When you define your business success in terms of sound customer relationships rather than technology, you become far more disciplined about where technology adds value and where it doesn’t.
That mindset has shaped how we approach AI. If automation improves the guest experience, it’s serving the strategy. If it starts making interactions feel cold, transactional, or disconnected, then it’s likely working against the very thing the business is trying to build.
This becomes especially important in industries where relationships and trust matter. In service industries, customers rarely remember the operational efficiency behind the scenes. They remember whether someone listened, solved a problem, or made them feel valued.
Thoughtful use of AI may create more room for those essential human moments. One example we often discuss internally comes from luxury hospitality. Staff are trained to end interactions with a simple question: “Is there anything else I can do for you?” It sounds minor, but those moments significantly influence how guests perceive an experience.

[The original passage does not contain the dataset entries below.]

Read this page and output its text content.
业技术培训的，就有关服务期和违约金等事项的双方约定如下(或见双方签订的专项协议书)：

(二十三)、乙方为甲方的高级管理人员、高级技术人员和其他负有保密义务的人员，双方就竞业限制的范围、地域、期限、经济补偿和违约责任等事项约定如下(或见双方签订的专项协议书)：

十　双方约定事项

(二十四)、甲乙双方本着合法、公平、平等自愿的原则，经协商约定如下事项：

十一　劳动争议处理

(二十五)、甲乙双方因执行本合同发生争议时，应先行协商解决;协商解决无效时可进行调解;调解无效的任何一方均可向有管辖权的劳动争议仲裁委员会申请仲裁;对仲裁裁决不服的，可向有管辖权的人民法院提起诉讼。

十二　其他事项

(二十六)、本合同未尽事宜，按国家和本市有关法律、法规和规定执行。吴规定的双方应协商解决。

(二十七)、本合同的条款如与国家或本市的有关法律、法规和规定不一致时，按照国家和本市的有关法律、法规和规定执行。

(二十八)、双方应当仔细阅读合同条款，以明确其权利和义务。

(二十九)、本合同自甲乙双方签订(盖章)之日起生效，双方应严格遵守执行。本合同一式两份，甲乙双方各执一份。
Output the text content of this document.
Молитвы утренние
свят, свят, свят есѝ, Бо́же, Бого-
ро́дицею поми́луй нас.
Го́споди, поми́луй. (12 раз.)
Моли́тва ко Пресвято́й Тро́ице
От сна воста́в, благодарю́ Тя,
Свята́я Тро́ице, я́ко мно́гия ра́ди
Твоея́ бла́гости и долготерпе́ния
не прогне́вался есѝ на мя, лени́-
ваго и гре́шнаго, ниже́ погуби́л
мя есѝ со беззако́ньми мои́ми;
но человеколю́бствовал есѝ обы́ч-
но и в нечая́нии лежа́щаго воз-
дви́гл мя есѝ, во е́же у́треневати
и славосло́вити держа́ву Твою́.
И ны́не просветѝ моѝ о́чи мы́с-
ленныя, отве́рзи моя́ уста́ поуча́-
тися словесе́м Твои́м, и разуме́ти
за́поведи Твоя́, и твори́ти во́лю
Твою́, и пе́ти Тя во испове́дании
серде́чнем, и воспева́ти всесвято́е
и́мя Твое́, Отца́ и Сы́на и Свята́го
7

Ironically, intentional AI use could create more room for serving the customer in moments that matter by eliminating repetitive, time-consuming tasks. The goal is to give the person at the front desk more time and mental space to create meaningful experiences.
That is the part of the AI conversation I worry businesses are losing sight of right now.
There is a tendency to frame the future as a competition between humans and machines, as though every advancement in automation reduces the importance of people. I suspect the businesses that succeed long term will take a more balanced approach. They will use AI where it improves speed, consistency, and efficiency, while also protecting the human elements that customers value most.
None of this means companies should ignore AI. Leaders should absolutely be experimenting, learning, and identifying areas where these tools can create value. But the companies that benefit most from AI will not necessarily be the ones adopting it the fastest. They will be the ones using it most intentionally.
That starts by asking a much simpler question than “What is our AI strategy?” It starts by asking, “What is our business strategy, and what kind of business are we are trying to build in the first place?”